China bears descend on Alibaba as investors fret about economy

[NEW YORK] US short sellers have pushed bets against Alibaba Group Holding Ltd. to the highest in more than 14 months on concern that China's deepest economic slowdown since 1990 will only get worse.
Short interest in China's biggest online retailer surged to 7.5 per cent of shares outstanding on Jan 21, the highest since November 2014, according to data compiled by Markit and Bloomberg. That is more than double from a Dec 1 low. Bearish bets on rival JD.com Inc.have hovered around 2 per cent since last month.
Pessimists are once again taking aim at Alibaba - a bellwether for US investor sentiment on China - as mainland stocks entered a bear market last week. Those wagers are already starting to pay off as a selloff since the start of the year sent the American depositary receipts of Alibaba down more than 13 per cent.

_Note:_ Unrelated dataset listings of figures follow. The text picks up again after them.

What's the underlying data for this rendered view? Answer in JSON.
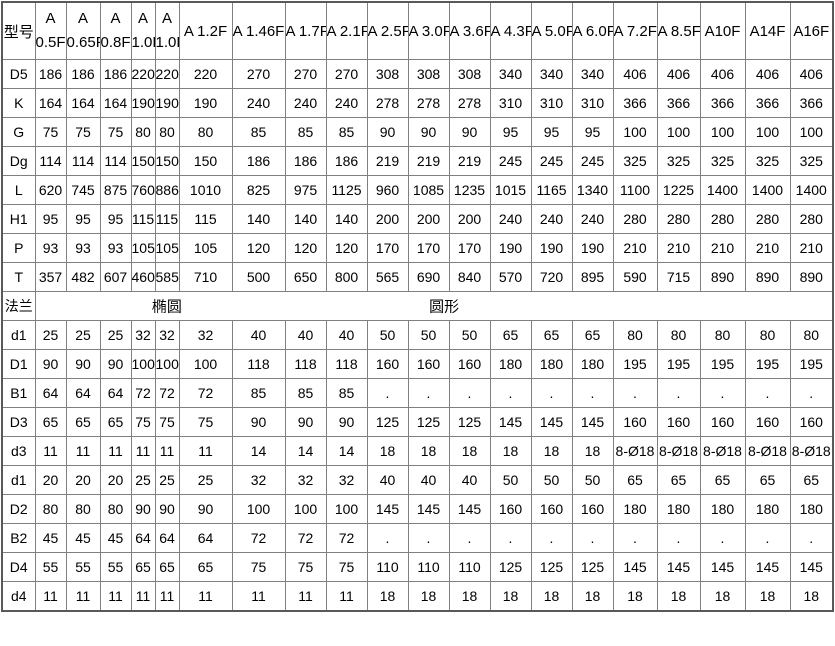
{
  "page": {
    "background_color": "#ffffff",
    "grid_color": "#808080",
    "outer_border_color": "#595959",
    "text_color": "#000000"
  },
  "table": {
    "corner_label": "型号",
    "columns": [
      {
        "top": "A",
        "bottom": "0.5F"
      },
      {
        "top": "A",
        "bottom": "0.65F"
      },
      {
        "top": "A",
        "bottom": "0.8F"
      },
      {
        "top": "A",
        "bottom": "1.0F"
      },
      {
        "top": "A",
        "bottom": "1.0F"
      },
      {
        "label": "A 1.2F"
      },
      {
        "label": "A 1.46F"
      },
      {
        "label": "A 1.7F"
      },
      {
        "label": "A 2.1F"
      },
      {
        "label": "A 2.5F"
      },
      {
        "label": "A 3.0F"
      },
      {
        "label": "A 3.6F"
      },
      {
        "label": "A 4.3F"
      },
      {
        "label": "A 5.0F"
      },
      {
        "label": "A 6.0F"
      },
      {
        "label": "A 7.2F"
      },
      {
        "label": "A 8.5F"
      },
      {
        "label": "A10F"
      },
      {
        "label": "A14F"
      },
      {
        "label": "A16F"
      }
    ],
    "rows_upper": [
      {
        "label": "D5",
        "values": [
          "186",
          "186",
          "186",
          "220",
          "220",
          "220",
          "270",
          "270",
          "270",
          "308",
          "308",
          "308",
          "340",
          "340",
          "340",
          "406",
          "406",
          "406",
          "406",
          "406"
        ]
      },
      {
        "label": "K",
        "values": [
          "164",
          "164",
          "164",
          "190",
          "190",
          "190",
          "240",
          "240",
          "240",
          "278",
          "278",
          "278",
          "310",
          "310",
          "310",
          "366",
          "366",
          "366",
          "366",
          "366"
        ]
      },
      {
        "label": "G",
        "values": [
          "75",
          "75",
          "75",
          "80",
          "80",
          "80",
          "85",
          "85",
          "85",
          "90",
          "90",
          "90",
          "95",
          "95",
          "95",
          "100",
          "100",
          "100",
          "100",
          "100"
        ]
      },
      {
        "label": "Dg",
        "values": [
          "114",
          "114",
          "114",
          "150",
          "150",
          "150",
          "186",
          "186",
          "186",
          "219",
          "219",
          "219",
          "245",
          "245",
          "245",
          "325",
          "325",
          "325",
          "325",
          "325"
        ]
      },
      {
        "label": "L",
        "values": [
          "620",
          "745",
          "875",
          "760",
          "886",
          "1010",
          "825",
          "975",
          "1125",
          "960",
          "1085",
          "1235",
          "1015",
          "1165",
          "1340",
          "1100",
          "1225",
          "1400",
          "1400",
          "1400"
        ]
      },
      {
        "label": "H1",
        "values": [
          "95",
          "95",
          "95",
          "115",
          "115",
          "115",
          "140",
          "140",
          "140",
          "200",
          "200",
          "200",
          "240",
          "240",
          "240",
          "280",
          "280",
          "280",
          "280",
          "280"
        ]
      },
      {
        "label": "P",
        "values": [
          "93",
          "93",
          "93",
          "105",
          "105",
          "105",
          "120",
          "120",
          "120",
          "170",
          "170",
          "170",
          "190",
          "190",
          "190",
          "210",
          "210",
          "210",
          "210",
          "210"
        ]
      },
      {
        "label": "T",
        "values": [
          "357",
          "482",
          "607",
          "460",
          "585",
          "710",
          "500",
          "650",
          "800",
          "565",
          "690",
          "840",
          "570",
          "720",
          "895",
          "590",
          "715",
          "890",
          "890",
          "890"
        ]
      }
    ],
    "flange_row": {
      "label": "法兰",
      "oval_label": "椭圆",
      "round_label": "圆形"
    },
    "rows_lower": [
      {
        "label": "d1",
        "values": [
          "25",
          "25",
          "25",
          "32",
          "32",
          "32",
          "40",
          "40",
          "40",
          "50",
          "50",
          "50",
          "65",
          "65",
          "65",
          "80",
          "80",
          "80",
          "80",
          "80"
        ]
      },
      {
        "label": "D1",
        "values": [
          "90",
          "90",
          "90",
          "100",
          "100",
          "100",
          "118",
          "118",
          "118",
          "160",
          "160",
          "160",
          "180",
          "180",
          "180",
          "195",
          "195",
          "195",
          "195",
          "195"
        ]
      },
      {
        "label": "B1",
        "values": [
          "64",
          "64",
          "64",
          "72",
          "72",
          "72",
          "85",
          "85",
          "85",
          ".",
          ".",
          ".",
          ".",
          ".",
          ".",
          ".",
          ".",
          ".",
          ".",
          "."
        ]
      },
      {
        "label": "D3",
        "values": [
          "65",
          "65",
          "65",
          "75",
          "75",
          "75",
          "90",
          "90",
          "90",
          "125",
          "125",
          "125",
          "145",
          "145",
          "145",
          "160",
          "160",
          "160",
          "160",
          "160"
        ]
      },
      {
        "label": "d3",
        "values": [
          "11",
          "11",
          "11",
          "11",
          "11",
          "11",
          "14",
          "14",
          "14",
          "18",
          "18",
          "18",
          "18",
          "18",
          "18",
          "8-Ø18",
          "8-Ø18",
          "8-Ø18",
          "8-Ø18",
          "8-Ø18"
        ]
      },
      {
        "label": "d1",
        "values": [
          "20",
          "20",
          "20",
          "25",
          "25",
          "25",
          "32",
          "32",
          "32",
          "40",
          "40",
          "40",
          "50",
          "50",
          "50",
          "65",
          "65",
          "65",
          "65",
          "65"
        ]
      },
      {
        "label": "D2",
        "values": [
          "80",
          "80",
          "80",
          "90",
          "90",
          "90",
          "100",
          "100",
          "100",
          "145",
          "145",
          "145",
          "160",
          "160",
          "160",
          "180",
          "180",
          "180",
          "180",
          "180"
        ]
      },
      {
        "label": "B2",
        "values": [
          "45",
          "45",
          "45",
          "64",
          "64",
          "64",
          "72",
          "72",
          "72",
          ".",
          ".",
          ".",
          ".",
          ".",
          ".",
          ".",
          ".",
          ".",
          ".",
          "."
        ]
      },
      {
        "label": "D4",
        "values": [
          "55",
          "55",
          "55",
          "65",
          "65",
          "65",
          "75",
          "75",
          "75",
          "110",
          "110",
          "110",
          "125",
          "125",
          "125",
          "145",
          "145",
          "145",
          "145",
          "145"
        ]
      },
      {
        "label": "d4",
        "values": [
          "11",
          "11",
          "11",
          "11",
          "11",
          "11",
          "11",
          "11",
          "11",
          "18",
          "18",
          "18",
          "18",
          "18",
          "18",
          "18",
          "18",
          "18",
          "18",
          "18"
        ]
      }
    ]
  }
}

Investors see Alibaba as a stock that reflects the state of the Chinese economy, said Henry Guo, a San Francisco-based analyst at Summit Research Partners LLC, who has a buy rating on the stock.
"With China's economic outlook worsening, that's just an easy way for people to have short China exposure," China's top leadership has signaled it may accommodate more economic slackness as officials tackle delicate tasks such as reducing excess capacity. The world's second-largest economy will slow to 6.5 per cent this year and 6.3 per cent next year, according to the median of economist estimates.
At a corporate level, counterfeit products and accounting frauds of Alibaba are also on the mind of investors since the company's record 2014 debut on the New York Stock Exchange. Kynikos Associates LP founder Jim Chanoswarned against the stock in November, according to a CNBC report. In December, Russian billionaire Alisher Usmanov said he has started to sell his stake in the e-commerce giant.
Alibaba declined to comment on market speculation in an e- mailed statement.
The company is scheduled to report third-quarter earnings on Jan 28. Revenue is expected to hit 33 billion yuan (S$7.1 billion), according to the average estimates of 26 analysts surveyed by Bloomberg. That compares with 26.2 billion yuan in the same period a year ago.